Insurance and credit scores

A healthy credit score can make all the difference when it comes to car insurance premiums. A recent study conducted by financial information website WalletHub found that drivers who do not have credit history pay more for car insurance. This is especially prevalent in Wisconsin, where drivers with no credit score pay 80 percent more for car insurance premiums, as opposed to those who do have established scores.

The 2014 Car Insurance By Credit Score Report stated that this gives Wisconsin the 12th-biggest price differential, while the national average is still high at 65 percent. A credit score is one of the key factors insurance companies will look at when trying to devise a price for coverage, as it can predict a driver's level of risk. WalletHub agreed with this assertion but is worried that some people are getting unjustly higher premiums because there are unchecked mistakes on their credit reports.

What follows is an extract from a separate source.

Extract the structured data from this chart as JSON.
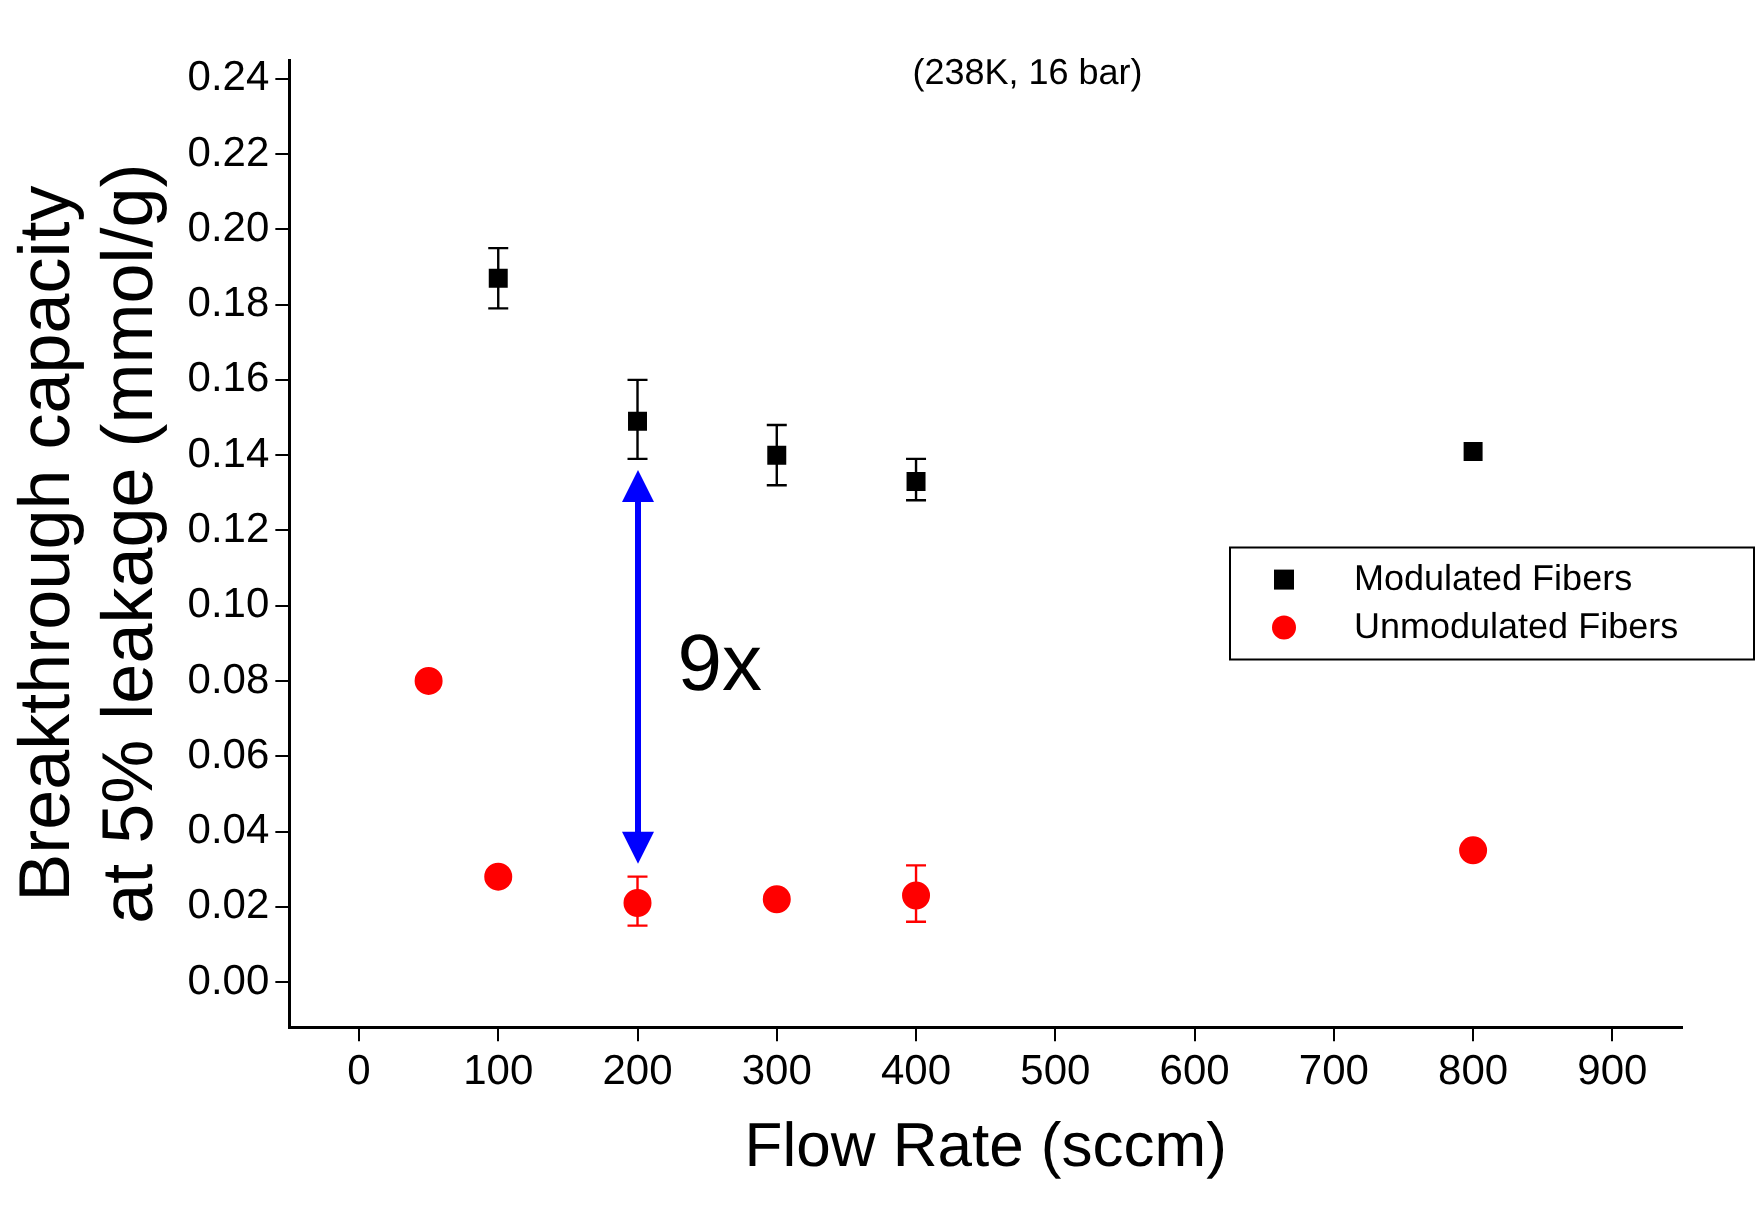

The report was devised from insurance quotes from five different insurance companies for two hypothetical, almost identical drivers. The theoretical driver is a 36-year-old man, who is unemployed and drives a 2008 Honda Accord. The only difference is that one driver doesn't have a credit history and the other has excellent credit.

Findings from the report:

  • California, Hawaii and Massachusetts do not allow the use of credit scores in determining rates.
  • The state with the lowest price differential for a man without credit was Vermont (18 percent), while the highest was the District of Columbia (126 percent).

    John Kiernan, senior analyst with WalletHub, said this report should be an eye opener for drivers that don't take care of their finances.

    "Hopefully that will lead people to give a little more TLC to their credit scores, and manage loans and credit cards more responsibly," Kiernan told the Pittsburgh Post-Gazette.